J.-J. Luthi, the author of Lire la presse d’expression française en Égypte (Paris, 2009), the first genuine synthesis of this subject, has listed 705 titles that appeared, mainly in Alexandria and Cairo, but also in Mansura in the Delta or in the towns of the Suez Canal. Some of these titles had only fleeting existences, while others appeared for several decades, over a period running from the late 18th century to the early 21st century. Only two newspapers are still published in French in Egypt: Le Progrès Égyptien, founded in 1893, and Al-Ahram Hebdo launched in 1994 by the publishers of the Arab-language daily Al-Ahram.
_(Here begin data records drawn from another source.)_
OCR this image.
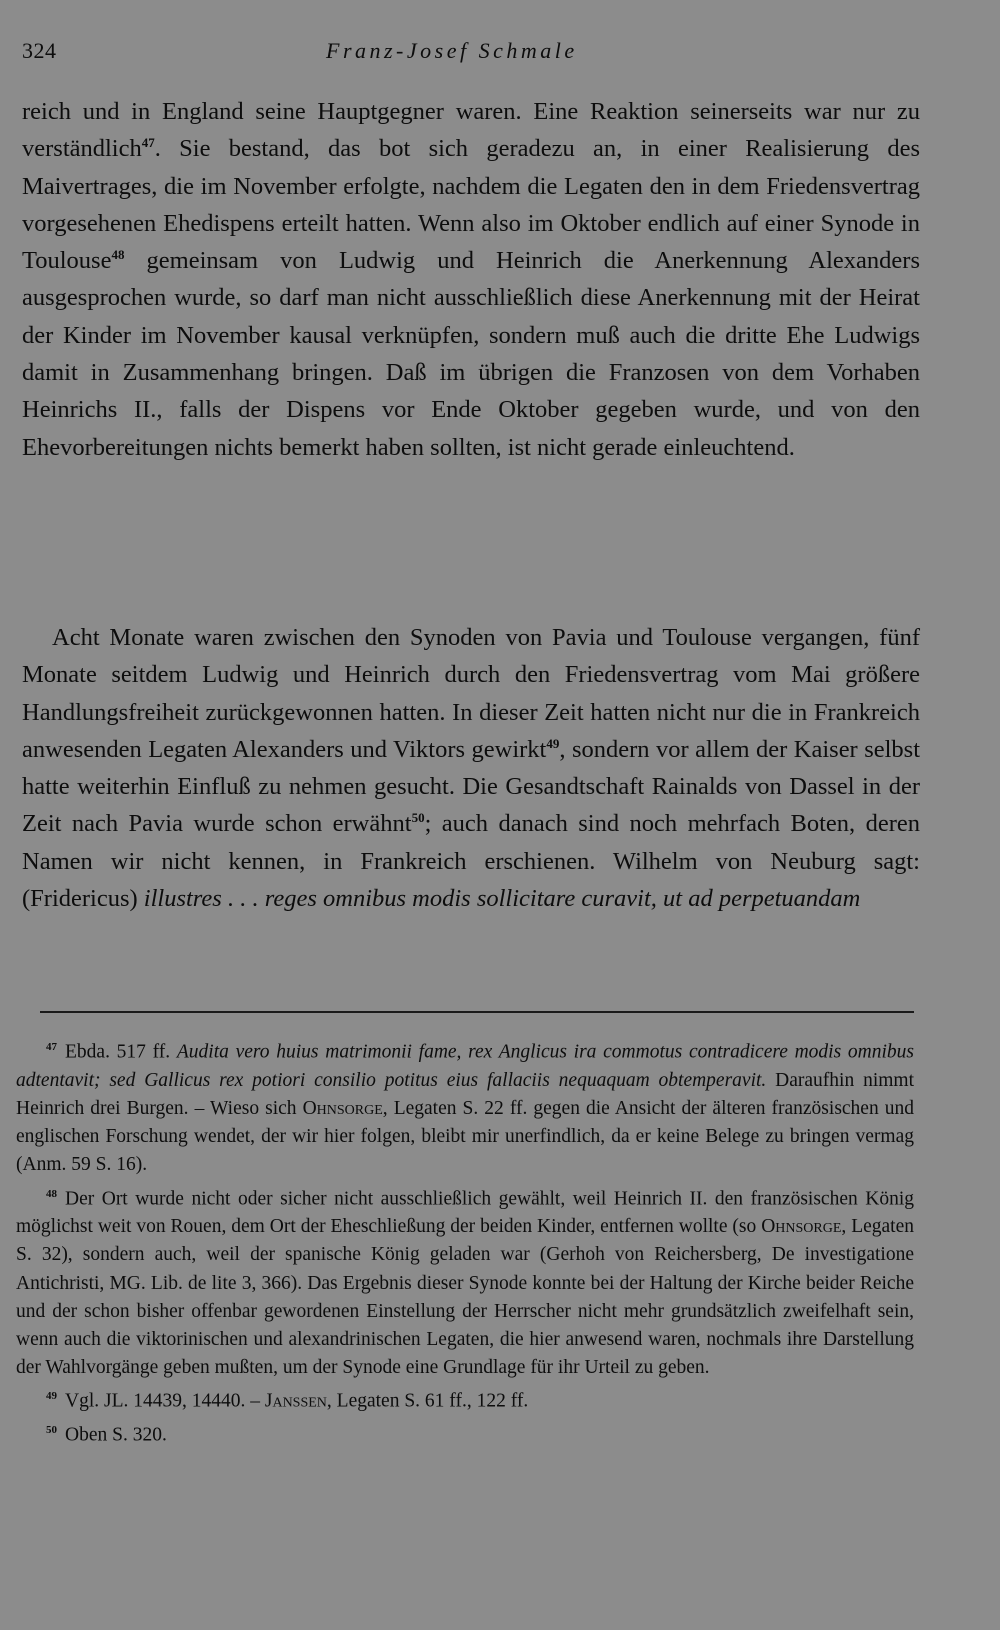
324	Franz-Josef Schmale
reich und in England seine Hauptgegner waren. Eine Reaktion seinerseits war nur zu verständlich$^{47}$. Sie bestand, das bot sich geradezu an, in einer Realisierung des Maivertrages, die im November erfolgte, nachdem die Legaten den in dem Friedensvertrag vorgesehenen Ehedispens erteilt hatten. Wenn also im Oktober endlich auf einer Synode in Toulouse$^{48}$ gemeinsam von Ludwig und Heinrich die Anerkennung Alexanders ausgesprochen wurde, so darf man nicht ausschließlich diese Anerkennung mit der Heirat der Kinder im November kausal verknüpfen, sondern muß auch die dritte Ehe Ludwigs damit in Zusammenhang bringen. Daß im übrigen die Franzosen von dem Vorhaben Heinrichs II., falls der Dispens vor Ende Oktober gegeben wurde, und von den Ehevorbereitungen nichts bemerkt haben sollten, ist nicht gerade einleuchtend.
Acht Monate waren zwischen den Synoden von Pavia und Toulouse vergangen, fünf Monate seitdem Ludwig und Heinrich durch den Friedensvertrag vom Mai größere Handlungsfreiheit zurückgewonnen hatten. In dieser Zeit hatten nicht nur die in Frankreich anwesenden Legaten Alexanders und Viktors gewirkt$^{49}$, sondern vor allem der Kaiser selbst hatte weiterhin Einfluß zu nehmen gesucht. Die Gesandtschaft Rainalds von Dassel in der Zeit nach Pavia wurde schon erwähnt$^{50}$; auch danach sind noch mehrfach Boten, deren Namen wir nicht kennen, in Frankreich erschienen. Wilhelm von Neuburg sagt: (Fridericus) illustres . . . reges omnibus modis sollicitare curavit, ut ad perpetuandam

$^{47}$ Ebda. 517 ff. Audita vero huius matrimonii fame, rex Anglicus ira commotus contradicere modis omnibus adtentavit; sed Gallicus rex potiori consilio potitus eius fallaciis nequaquam obtemperavit. Daraufhin nimmt Heinrich drei Burgen. – Wieso sich Ohnsorge, Legaten S. 22 ff. gegen die Ansicht der älteren französischen und englischen Forschung wendet, der wir hier folgen, bleibt mir unerfindlich, da er keine Belege zu bringen vermag (Anm. 59 S. 16).

$^{48}$ Der Ort wurde nicht oder sicher nicht ausschließlich gewählt, weil Heinrich II. den französischen König möglichst weit von Rouen, dem Ort der Eheschließung der beiden Kinder, entfernen wollte (so Ohnsorge, Legaten S. 32), sondern auch, weil der spanische König geladen war (Gerhoh von Reichersberg, De investigatione Antichristi, MG. Lib. de lite 3, 366). Das Ergebnis dieser Synode konnte bei der Haltung der Kirche beider Reiche und der schon bisher offenbar gewordenen Einstellung der Herrscher nicht mehr grundsätzlich zweifelhaft sein, wenn auch die viktorinischen und alexandrinischen Legaten, die hier anwesend waren, nochmals ihre Darstellung der Wahlvorgänge geben mußten, um der Synode eine Grundlage für ihr Urteil zu geben.

$^{49}$ Vgl. JL. 14439, 14440. – Janssen, Legaten S. 61 ff., 122 ff.

$^{50}$ Oben S. 320.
This press consisted of daily and weekly papers covering news stories, trade and finance, satirical publications, reviews with legal, medical, historical (Revue d’Égypte), scientific (Bulletin de l’Institut Égyptien), feminist (L’Égyptienne[5]Le Phoenix), literary (Isis), cultural or even high-society subjects, communitarian periodicals, or else the internal bulletins of francophone schools and associations.

In many cases, these publications were bilingual, associating French with Arabic, Italian, English (L’Égypte contemporaine), Greek, or else Hebrew, and were sometimes trilingual or even quadrilingual.
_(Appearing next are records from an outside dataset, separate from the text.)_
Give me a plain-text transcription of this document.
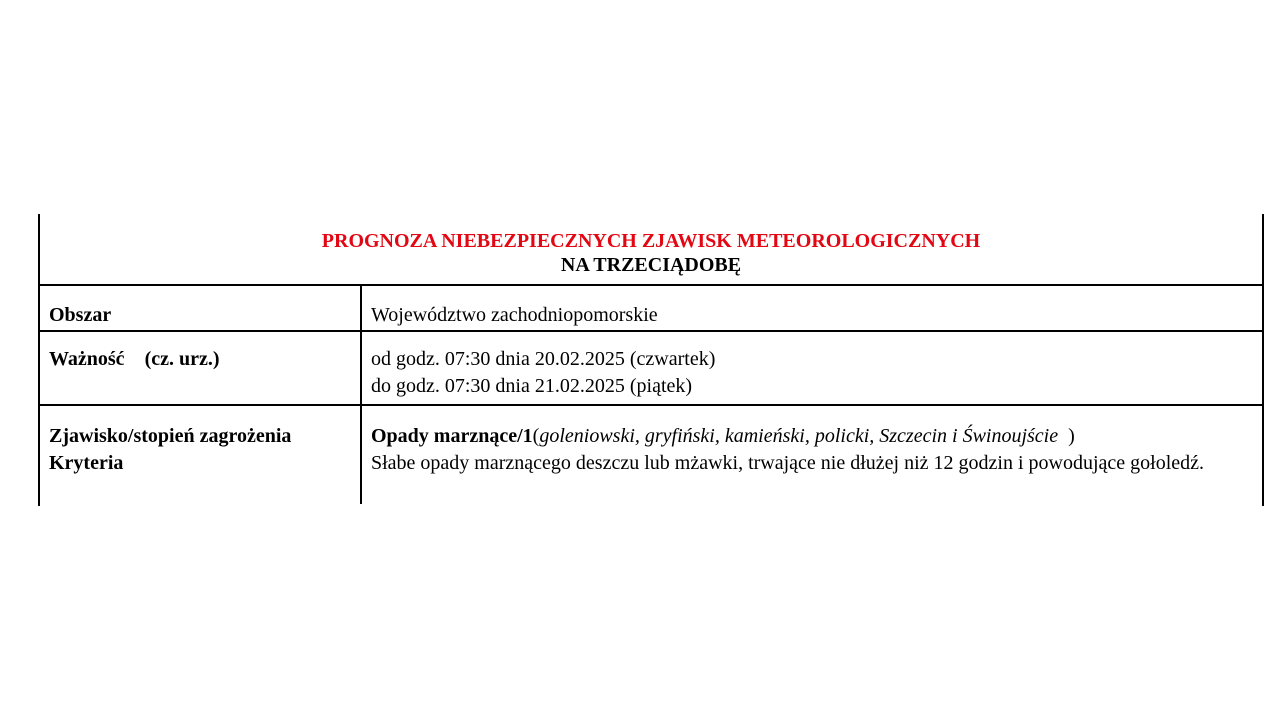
PROGNOZA NIEBEZPIECZNYCH ZJAWISK METEOROLOGICZNYCH
NA TRZECIĄDOBĘ
Obszar	Województwo zachodniopomorskie
Ważność (cz. urz.)	od godz. 07:30 dnia 20.02.2025 (czwartek)
do godz. 07:30 dnia 21.02.2025 (piątek)
Zjawisko/stopień zagrożenia
Kryteria
Opady marznące/1(goleniowski, gryfiński, kamieński, policki, Szczecin i Świnoujście  )
Słabe opady marznącego deszczu lub mżawki, trwające nie dłużej niż 12 godzin i powodujące gołoledź.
The francophone press in Egypt comes overly primarily as being supranational, as much in its readership as in its journalists, who came from all sorts of origins. While several of its titles may have had a French or a francophone Egyptian basis, they also represented other nationalities (La Semaine égyptienne by the Greek St. Stavrinos or Images by the Zaidan brothers, of Syrian-Lebanese descent). It thus stood out from the other foreign-language presses of Egypt thanks to its polymorphous nature. By bringing together such varied publications, it could in turns be supranational, inter-communitarian, nationalist or intra-communitarian.